Dance A Dance From My Body by Taiwanese choreographer Chou Shu-yi. PHOTO: ESPLANADE – THEATRES ON THE BAY

Dance A Dance From My Body

Esplanade – Theatres on the Bay and National Kaohsiung Center for the Arts (Weiwuying)
Esplanade Theatre Studio
Feb 23

There is a friendly and informal atmosphere within the Esplanade Theatre Studio for Taiwanese choreographer Chou Shu-yi’s Dance A Dance From My Body. Performers mill about on stage, while others are seated in the audience to strike up friendly conversations. It is so natural that a confused usher tries to help one performer find a seat.

Watching this performance, part of 2024’s Huayi – Chinese Festival of the Arts, is like spending a satisfying evening with like-minded friends pondering deep questions about identity and choices, origins and motivations.

The conversations – expressed in English, Mandarin, Chinese dialects, Japanese, French and movement – circle a few main topics, such as “Where do I come from, and why do I dance here?”

The various languages add another layer of musings about colonisation and assimilation. Threads of themes emerge to be lost or picked up again later, and personal stories – grounded in being Asian – flow continually.

Within this assortment of overlapping ideas emerges a recurring image of a bridge. The interlocking bodies of the dancers spread across the stage to create a sense of solidarity. Angled and stretching towards the audience, it closes the gap between performer and spectator, drawing the audience into a community with the performers.

It is also a performance of the individual within a collective. Moments of structured improvisation give the cast a common aim, with the freedom for unique interpretations. Instructions of stand, sit, lie, crawl, kneel – delivered in English, Mandarin and dialects – elicit varied embodied responses.

While the 90-minute performance is peppered with revealing solos, theatre-trained Taiwanese performer Cheng Chih-chung – who first appeared on stage in a wheelchair due to the paralysing effects of poliomyelitis – dances unhindered on the floor with a powerful and fluid grace that engages his body in a way the other performers would not be capable of.
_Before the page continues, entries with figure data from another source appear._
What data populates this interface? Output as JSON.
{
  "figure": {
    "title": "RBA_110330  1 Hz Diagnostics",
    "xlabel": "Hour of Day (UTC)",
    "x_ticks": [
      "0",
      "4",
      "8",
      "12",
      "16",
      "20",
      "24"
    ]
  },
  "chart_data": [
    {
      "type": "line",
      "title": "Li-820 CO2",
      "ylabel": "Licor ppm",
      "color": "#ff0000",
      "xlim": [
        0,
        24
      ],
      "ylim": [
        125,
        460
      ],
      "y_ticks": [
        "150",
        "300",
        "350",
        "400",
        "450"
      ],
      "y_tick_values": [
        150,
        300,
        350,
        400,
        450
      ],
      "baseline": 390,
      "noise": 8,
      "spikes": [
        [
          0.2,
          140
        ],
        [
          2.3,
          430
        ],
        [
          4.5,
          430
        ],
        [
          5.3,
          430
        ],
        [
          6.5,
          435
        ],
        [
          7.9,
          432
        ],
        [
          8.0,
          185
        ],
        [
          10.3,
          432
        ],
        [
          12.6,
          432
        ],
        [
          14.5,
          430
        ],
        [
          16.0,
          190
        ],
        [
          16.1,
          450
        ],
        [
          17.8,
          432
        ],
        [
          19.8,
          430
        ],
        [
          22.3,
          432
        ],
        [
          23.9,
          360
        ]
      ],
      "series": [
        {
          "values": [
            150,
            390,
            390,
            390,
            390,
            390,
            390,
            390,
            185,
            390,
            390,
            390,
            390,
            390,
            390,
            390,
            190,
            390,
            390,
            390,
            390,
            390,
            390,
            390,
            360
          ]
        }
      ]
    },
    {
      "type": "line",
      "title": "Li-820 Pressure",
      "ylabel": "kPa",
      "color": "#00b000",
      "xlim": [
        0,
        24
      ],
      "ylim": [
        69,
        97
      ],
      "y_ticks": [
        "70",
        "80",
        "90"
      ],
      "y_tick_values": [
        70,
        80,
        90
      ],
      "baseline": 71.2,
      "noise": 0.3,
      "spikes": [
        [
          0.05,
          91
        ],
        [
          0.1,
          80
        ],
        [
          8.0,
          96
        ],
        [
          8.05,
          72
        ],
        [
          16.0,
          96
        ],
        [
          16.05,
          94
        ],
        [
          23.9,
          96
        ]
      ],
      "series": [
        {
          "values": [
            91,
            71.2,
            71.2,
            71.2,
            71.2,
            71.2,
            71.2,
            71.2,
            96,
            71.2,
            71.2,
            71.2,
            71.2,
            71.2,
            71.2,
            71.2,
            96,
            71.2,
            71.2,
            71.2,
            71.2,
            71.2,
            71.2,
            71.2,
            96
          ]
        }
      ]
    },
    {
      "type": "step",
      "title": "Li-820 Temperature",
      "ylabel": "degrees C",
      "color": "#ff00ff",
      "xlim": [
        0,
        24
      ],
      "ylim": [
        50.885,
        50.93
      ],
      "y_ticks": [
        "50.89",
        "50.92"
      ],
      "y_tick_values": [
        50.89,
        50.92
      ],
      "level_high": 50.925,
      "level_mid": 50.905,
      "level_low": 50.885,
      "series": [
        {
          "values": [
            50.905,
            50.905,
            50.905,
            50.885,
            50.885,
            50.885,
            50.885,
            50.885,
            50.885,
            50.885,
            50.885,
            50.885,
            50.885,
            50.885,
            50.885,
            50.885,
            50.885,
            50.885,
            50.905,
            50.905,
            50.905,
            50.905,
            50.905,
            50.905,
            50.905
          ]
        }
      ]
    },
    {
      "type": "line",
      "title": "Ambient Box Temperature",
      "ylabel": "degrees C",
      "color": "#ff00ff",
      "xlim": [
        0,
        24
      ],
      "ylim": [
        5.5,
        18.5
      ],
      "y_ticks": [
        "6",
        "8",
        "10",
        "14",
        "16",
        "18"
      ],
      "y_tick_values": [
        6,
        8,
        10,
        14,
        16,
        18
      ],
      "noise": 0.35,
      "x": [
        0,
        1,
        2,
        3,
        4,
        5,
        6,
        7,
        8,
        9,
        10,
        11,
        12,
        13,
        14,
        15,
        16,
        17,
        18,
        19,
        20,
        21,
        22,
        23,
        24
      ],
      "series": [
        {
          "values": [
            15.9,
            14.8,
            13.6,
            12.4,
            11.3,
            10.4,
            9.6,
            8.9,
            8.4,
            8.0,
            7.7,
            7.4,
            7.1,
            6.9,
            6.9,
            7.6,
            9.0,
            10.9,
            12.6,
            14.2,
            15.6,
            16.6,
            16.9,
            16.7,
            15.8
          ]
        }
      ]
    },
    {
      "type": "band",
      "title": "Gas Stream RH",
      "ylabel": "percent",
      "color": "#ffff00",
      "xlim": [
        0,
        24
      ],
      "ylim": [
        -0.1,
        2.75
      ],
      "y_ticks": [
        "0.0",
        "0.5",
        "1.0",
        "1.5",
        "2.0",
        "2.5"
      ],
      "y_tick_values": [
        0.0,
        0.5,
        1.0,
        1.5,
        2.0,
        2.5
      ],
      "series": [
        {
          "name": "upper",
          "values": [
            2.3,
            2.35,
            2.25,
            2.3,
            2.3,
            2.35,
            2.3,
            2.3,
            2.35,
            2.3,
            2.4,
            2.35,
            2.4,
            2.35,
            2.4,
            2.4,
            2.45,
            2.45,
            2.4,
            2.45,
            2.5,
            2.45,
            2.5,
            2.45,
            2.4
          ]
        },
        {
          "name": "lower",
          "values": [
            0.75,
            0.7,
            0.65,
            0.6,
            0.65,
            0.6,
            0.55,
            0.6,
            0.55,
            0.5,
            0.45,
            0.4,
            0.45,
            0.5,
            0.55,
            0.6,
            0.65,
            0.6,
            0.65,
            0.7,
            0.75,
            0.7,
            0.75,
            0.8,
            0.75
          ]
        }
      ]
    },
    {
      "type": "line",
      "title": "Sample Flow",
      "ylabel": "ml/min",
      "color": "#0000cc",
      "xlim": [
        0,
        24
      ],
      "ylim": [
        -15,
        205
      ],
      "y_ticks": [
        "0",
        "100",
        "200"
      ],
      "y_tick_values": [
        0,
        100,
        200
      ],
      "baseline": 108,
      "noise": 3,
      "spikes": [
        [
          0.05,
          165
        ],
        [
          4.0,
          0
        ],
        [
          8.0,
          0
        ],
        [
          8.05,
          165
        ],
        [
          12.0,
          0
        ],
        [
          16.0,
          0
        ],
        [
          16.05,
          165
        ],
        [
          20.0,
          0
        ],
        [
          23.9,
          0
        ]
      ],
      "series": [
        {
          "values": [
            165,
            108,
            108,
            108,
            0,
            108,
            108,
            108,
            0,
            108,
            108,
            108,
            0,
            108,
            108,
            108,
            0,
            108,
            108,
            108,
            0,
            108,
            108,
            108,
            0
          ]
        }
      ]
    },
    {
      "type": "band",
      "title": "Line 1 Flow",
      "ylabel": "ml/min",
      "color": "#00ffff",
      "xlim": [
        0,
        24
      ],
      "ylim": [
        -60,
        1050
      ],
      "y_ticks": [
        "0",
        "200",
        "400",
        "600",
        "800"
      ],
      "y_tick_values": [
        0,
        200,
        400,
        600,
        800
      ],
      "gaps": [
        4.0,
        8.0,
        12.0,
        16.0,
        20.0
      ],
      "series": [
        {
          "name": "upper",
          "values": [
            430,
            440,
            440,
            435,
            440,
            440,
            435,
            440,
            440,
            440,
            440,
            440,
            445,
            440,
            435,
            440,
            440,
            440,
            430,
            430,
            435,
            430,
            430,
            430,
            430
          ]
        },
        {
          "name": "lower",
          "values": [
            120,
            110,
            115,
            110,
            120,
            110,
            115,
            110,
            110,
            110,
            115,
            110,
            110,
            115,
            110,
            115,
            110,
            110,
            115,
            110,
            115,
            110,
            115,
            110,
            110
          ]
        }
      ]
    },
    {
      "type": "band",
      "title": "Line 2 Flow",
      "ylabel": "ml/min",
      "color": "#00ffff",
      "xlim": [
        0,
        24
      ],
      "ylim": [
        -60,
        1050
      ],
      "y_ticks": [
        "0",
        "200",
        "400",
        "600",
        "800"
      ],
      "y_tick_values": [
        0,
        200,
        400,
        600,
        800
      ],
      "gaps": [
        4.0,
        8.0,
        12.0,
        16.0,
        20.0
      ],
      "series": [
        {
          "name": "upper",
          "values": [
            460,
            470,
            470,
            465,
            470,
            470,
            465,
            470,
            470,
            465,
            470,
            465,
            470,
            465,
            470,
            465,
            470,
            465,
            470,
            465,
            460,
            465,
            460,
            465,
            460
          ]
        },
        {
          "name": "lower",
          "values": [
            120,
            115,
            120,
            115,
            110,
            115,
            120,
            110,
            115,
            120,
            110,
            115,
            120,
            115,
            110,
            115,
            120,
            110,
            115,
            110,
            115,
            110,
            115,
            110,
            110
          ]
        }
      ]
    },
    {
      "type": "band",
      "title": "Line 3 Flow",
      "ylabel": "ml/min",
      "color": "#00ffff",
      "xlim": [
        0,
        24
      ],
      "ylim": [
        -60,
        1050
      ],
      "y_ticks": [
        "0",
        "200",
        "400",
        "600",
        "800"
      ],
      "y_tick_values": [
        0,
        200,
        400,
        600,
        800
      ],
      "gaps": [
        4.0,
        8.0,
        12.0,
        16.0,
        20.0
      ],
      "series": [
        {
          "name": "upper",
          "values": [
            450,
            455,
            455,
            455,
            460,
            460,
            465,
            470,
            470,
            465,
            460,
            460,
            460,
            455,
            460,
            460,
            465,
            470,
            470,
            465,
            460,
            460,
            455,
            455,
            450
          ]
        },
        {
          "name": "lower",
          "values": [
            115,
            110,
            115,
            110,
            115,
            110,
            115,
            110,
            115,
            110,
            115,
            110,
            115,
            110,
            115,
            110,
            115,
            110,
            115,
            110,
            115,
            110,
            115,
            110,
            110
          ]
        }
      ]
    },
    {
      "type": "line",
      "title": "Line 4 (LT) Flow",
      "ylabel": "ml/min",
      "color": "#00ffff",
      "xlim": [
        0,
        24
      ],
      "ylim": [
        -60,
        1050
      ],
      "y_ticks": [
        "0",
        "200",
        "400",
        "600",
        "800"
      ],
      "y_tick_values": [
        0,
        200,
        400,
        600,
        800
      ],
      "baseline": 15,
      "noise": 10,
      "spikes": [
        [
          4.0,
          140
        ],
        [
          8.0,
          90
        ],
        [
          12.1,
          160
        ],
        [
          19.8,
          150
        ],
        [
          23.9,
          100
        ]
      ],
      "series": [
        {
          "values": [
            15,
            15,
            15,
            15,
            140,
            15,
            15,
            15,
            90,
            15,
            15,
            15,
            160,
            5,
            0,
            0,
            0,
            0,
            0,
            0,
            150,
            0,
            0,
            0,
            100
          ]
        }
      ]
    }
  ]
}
Meanwhile, Singaporean Ng Zu You spins through the air with martial twirls and kicks, then questions where that dance comes from and how well it represents his country and himself.

The body is foregrounded as a vessel that holds the performer’s history, with references to brown eyes, black hair and yellow skin highlighting the body as a receptacle for imposed perceptions.

Frustration is palpable as Taiwanese dancer Yu Yen-fang strips to her underwear and, with forceful movements, laments that she can never be neutral.

Halfway through the performance is a round-robin of self-introductions delivered in a language of choice. At the same time, another performer offers a very subjective translation interspersed with personal observations of the speaker and even asks a question.

It is clear from the performance that this diverse cast of nine from Taiwan and Singapore, with varying backgrounds in theatre and dance, have become a close-knit community after their approximately seven-week rehearsal process – four in Singapore and three in Taiwan – and their strong onstage chemistry will have the opportunity to develop even more.

After this premiere in Singapore, the co-commissioned work by Esplanade – Theatres on the Bay and National Kaohsiung Center for the Arts (Weiwuying) will travel to Taiwan.

The performance is already being publicised there under the English title Dance A Dance From My Yellow Skin, while the Chinese title remains the same, roughly translated as The Place Where My Dance Comes From.

With the complexity of the themes, reflected by the multiple titles and many unanswerable questions, this continuation of the conversation is welcome.